Bagdad dénonce: "l'intention de tuer. Ce n'est pas une erreur,
c'est une opération planifiée." Washington prétend
au contraire qu'il s'agissait "d'un centre de commandement militaire, peint
et camouflé pour évité d'être détecté".
Thèse immédiatement démentie par Jacques-Marie Bourget
(Paris-Match): "Aucun journaliste occidental dans la capitale irakienne
ne doutait qu'il s'agit d'un abri civil." Quelle attitude Le Monde et Le
Soir adopteront-ils face à ces deux versions de la tragédie?
Leur stratégie tient en quatre points: 1. privilégier la
version US; 2. éviter tout esprit critique à l'égard
des nombreuses contradictions de cette version US; 3. centrer l'attention
sur la polémique "qui a raison?" pour éviter de décrire
les faits dramatiques et émouvants; 4. utiliser des diversions pour
compenser l'effet négatif.
Le 14 février 91, Le Soir utilise la vieille tactique du "Je
vous ai compris". L'article reproduit page ci-après commence par
épouser les sentiments d'indignation qui dominent l'opinion face
à ce crime.
Avant de les retourner habilement (?) en une nouvelle accusation contre
Bagdad.
Le Soir
14 février 1991
Ce n'est pas une erreur, dit le Pentagone. Mais alors?
La guerre propre n'existe pas: ces termes mêmes contiennent leur antinomie. D'où qu'elles viennent, à quelque époque qu'elles soient prononcées, les expressions d'opération chirurgicale, d'offensive limitée à des cibles militaires, (Le Soir a fréquemment employé ces expressions. A-t-il également abusé les opinions publiques?) n'abusent que les commentateurs politiques et les opinions publiques. Pour un temps. Si quelques observateurs conservaient une illusion à ce sujet, celle-ci aura été balayée, mercredi, par les images diffusées par une CNN à nouveau irremplaçable.
Dans l'état actuel de l'information, c'est la leçon essentielle, sinon la seule indiscutable, que dicte la mort de plusieurs centaines de civils irakiens, parmi lesquels une majorité de femmes et d'enfants. Dès hier midi pourtant, la passion, c'est-à-dire la juste émotion devant l'horreur, alimente un débat réduit à des hypothèses: le débat des responsabilités.

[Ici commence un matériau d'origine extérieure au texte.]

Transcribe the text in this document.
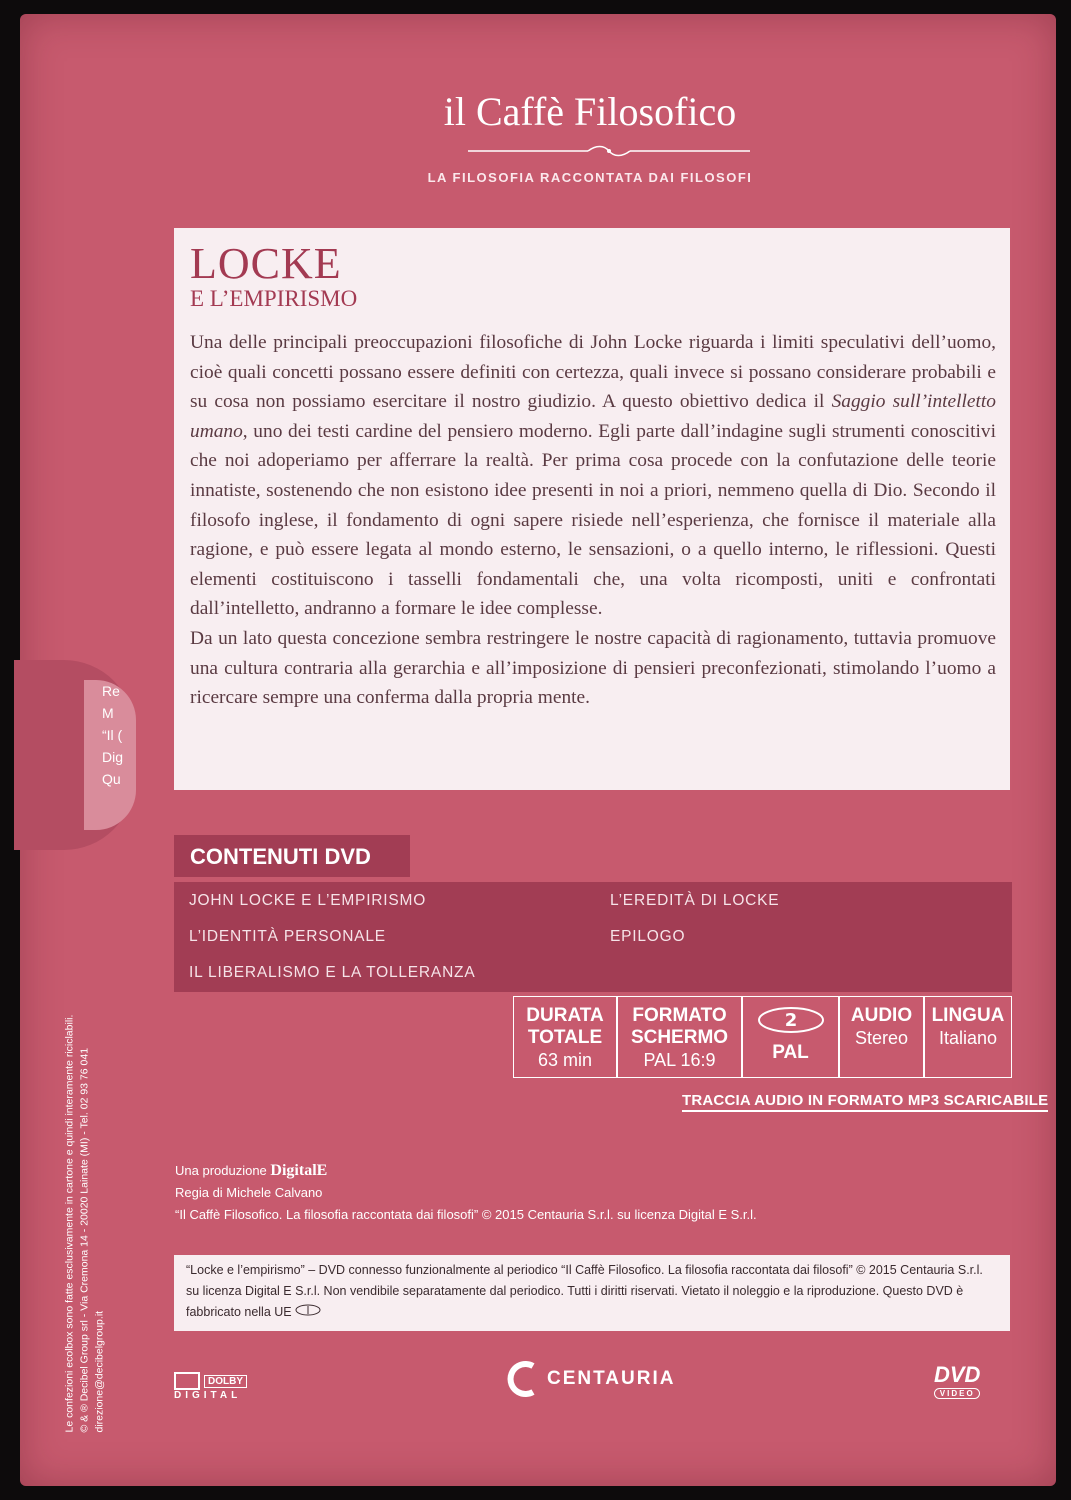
Re
M
“Il (
Dig
Qu
il Caffè Filosofico
LA FILOSOFIA RACCONTATA DAI FILOSOFI
LOCKE
E L’EMPIRISMO

Una delle principali preoccupazioni filosofiche di John Locke riguarda i limiti speculativi dell’uomo, cioè quali concetti possano essere definiti con certezza, quali invece si possano considerare probabili e su cosa non possiamo esercitare il nostro giudizio. A questo obiettivo dedica il Saggio sull’intelletto umano, uno dei testi cardine del pensiero moderno. Egli parte dall’indagine sugli strumenti conoscitivi che noi adoperiamo per afferrare la realtà. Per prima cosa procede con la confutazione delle teorie innatiste, sostenendo che non esistono idee presenti in noi a priori, nemmeno quella di Dio. Secondo il filosofo inglese, il fondamento di ogni sapere risiede nell’esperienza, che fornisce il materiale alla ragione, e può essere legata al mondo esterno, le sensazioni, o a quello interno, le riflessioni. Questi elementi costituiscono i tasselli fondamentali che, una volta ricomposti, uniti e confrontati dall’intelletto, andranno a formare le idee complesse.

Da un lato questa concezione sembra restringere le nostre capacità di ragionamento, tuttavia promuove una cultura contraria alla gerarchia e all’imposizione di pensieri preconfezionati, stimolando l’uomo a ricercare sempre una conferma dalla propria mente.

CONTENUTI DVD
JOHN LOCKE E L’EMPIRISMO
L’IDENTITÀ PERSONALE
IL LIBERALISMO E LA TOLLERANZA
L’EREDITÀ DI LOCKE
EPILOGO
DURATA
TOTALE
63 min
FORMATO
SCHERMO
PAL 16:9
2
PAL
AUDIO
Stereo
LINGUA
Italiano
TRACCIA AUDIO IN FORMATO MP3 SCARICABILE
Una produzione DigitalE
Regia di Michele Calvano
“Il Caffè Filosofico. La filosofia raccontata dai filosofi” © 2015 Centauria S.r.l. su licenza Digital E S.r.l.
“Locke e l’empirismo” – DVD connesso funzionalmente al periodico “Il Caffè Filosofico. La filosofia raccontata dai filosofi” © 2015 Centauria S.r.l. su licenza Digital E S.r.l. Non vendibile separatamente dal periodico. Tutti i diritti riservati. Vietato il noleggio e la riproduzione. Questo DVD è fabbricato nella UE
Le confezioni ecolbox sono fatte esclusivamente in cartone e quindi interamente riciclabili. © & ® Decibel Group srl - Via Cremona 14 - 20020 Lainate (MI) - Tel. 02 93 76 041 direzione@decibelgroup.it	DOLBY
DIGITAL
CENTAURIA	DVD
VIDEO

Il n'y a guère que trois hypothèses, à la réflexion, toutes trois insatisfaisantes et effrayantes. La première que semblent vouloir écarter les briefings des militaires, tant à Riyad qu'au Pentagone, identifie ce massacre à une erreur: les aviateurs américains auraient repéré dans ce quartier populeux de Bagdad un bunker réservé aux communications militaires mais, induits en confusion par l'aspect extérieur des bâtiments, auraient détruit à sa place un abri proche. (Cherche une explication favorable à Washington. Mais elle ne repose sur rien.)

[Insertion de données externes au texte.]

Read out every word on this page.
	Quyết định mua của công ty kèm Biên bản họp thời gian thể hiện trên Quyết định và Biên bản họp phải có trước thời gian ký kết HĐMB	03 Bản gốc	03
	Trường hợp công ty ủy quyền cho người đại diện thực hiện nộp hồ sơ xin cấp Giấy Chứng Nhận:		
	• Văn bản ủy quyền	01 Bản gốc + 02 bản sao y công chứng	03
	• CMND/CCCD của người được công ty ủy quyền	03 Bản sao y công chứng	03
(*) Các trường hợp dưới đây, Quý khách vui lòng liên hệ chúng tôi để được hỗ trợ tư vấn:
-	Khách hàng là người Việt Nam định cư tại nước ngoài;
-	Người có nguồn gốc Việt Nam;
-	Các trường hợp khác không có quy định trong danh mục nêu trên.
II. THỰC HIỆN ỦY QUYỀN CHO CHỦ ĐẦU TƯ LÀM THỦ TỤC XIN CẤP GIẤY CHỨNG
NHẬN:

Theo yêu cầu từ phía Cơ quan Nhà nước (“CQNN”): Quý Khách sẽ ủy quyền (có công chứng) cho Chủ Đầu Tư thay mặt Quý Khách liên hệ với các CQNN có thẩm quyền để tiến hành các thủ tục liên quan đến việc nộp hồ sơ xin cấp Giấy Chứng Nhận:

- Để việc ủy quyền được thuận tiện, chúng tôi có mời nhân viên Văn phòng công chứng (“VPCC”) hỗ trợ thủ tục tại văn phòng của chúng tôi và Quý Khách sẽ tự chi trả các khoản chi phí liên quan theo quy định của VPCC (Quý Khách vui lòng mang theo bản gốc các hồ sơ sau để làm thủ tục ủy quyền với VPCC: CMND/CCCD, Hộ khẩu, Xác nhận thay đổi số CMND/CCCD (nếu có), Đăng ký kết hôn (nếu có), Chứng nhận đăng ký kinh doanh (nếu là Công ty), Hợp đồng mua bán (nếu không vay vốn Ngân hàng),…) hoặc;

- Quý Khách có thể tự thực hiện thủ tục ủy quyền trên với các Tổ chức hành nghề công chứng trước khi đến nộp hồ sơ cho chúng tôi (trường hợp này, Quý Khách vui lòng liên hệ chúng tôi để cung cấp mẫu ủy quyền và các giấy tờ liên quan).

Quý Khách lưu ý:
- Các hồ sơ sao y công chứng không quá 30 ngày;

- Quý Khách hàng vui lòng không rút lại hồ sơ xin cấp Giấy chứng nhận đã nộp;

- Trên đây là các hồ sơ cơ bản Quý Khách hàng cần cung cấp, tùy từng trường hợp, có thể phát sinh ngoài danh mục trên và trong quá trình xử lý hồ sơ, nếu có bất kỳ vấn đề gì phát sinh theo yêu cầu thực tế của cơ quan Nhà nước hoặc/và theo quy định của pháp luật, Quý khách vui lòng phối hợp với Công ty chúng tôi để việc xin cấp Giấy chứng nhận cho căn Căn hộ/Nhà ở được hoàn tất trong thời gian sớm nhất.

La deuxième explication est épouvantable pour Washington, et d'ailleurs fermement réfutée par les autorités militaires: les bombardiers américains auraient pris comme objectif une zone habitée, voire précisément cet abri, parce que leurs renseignements soupçonnaient une activité militaire diffuse dans ce quartier. Quant à la troisième hypothèse, elle accuserait Bagdad d'un véritable crime: la concentration volontaire de civils, femmes et enfants, dans un bunker effectivement consacré à des opérations militaires secrètes. La nature du régime de Bagdad ne permet pas d'écarter tout à fait ce scénario infernal, même si le nombre et l'identité des victimes, plusieurs centaines de civils tués, très peu d'hommes le rendent peu plausible. (Ecarte une explication défavorable à Washington.)
Il est d'ores et déjà plus aisé d'esquisser les conséquences politiques de cette tragédie que d'en appréhender les causes. L'incendie antiaméricain et antioccidental va reprendre vigueur dans le monde arabe alors que Saddam Hussein y puisera sans doute la détermination à choisir le plus dangereux des jusqu'au-boutismes. S'il en a les moyens, il utilisera peut-être désormais la mort des civils pour "justifier" le recours à des armes jusqu'ici restées muettes: les têtes chimiques, le terrorisme aveugle.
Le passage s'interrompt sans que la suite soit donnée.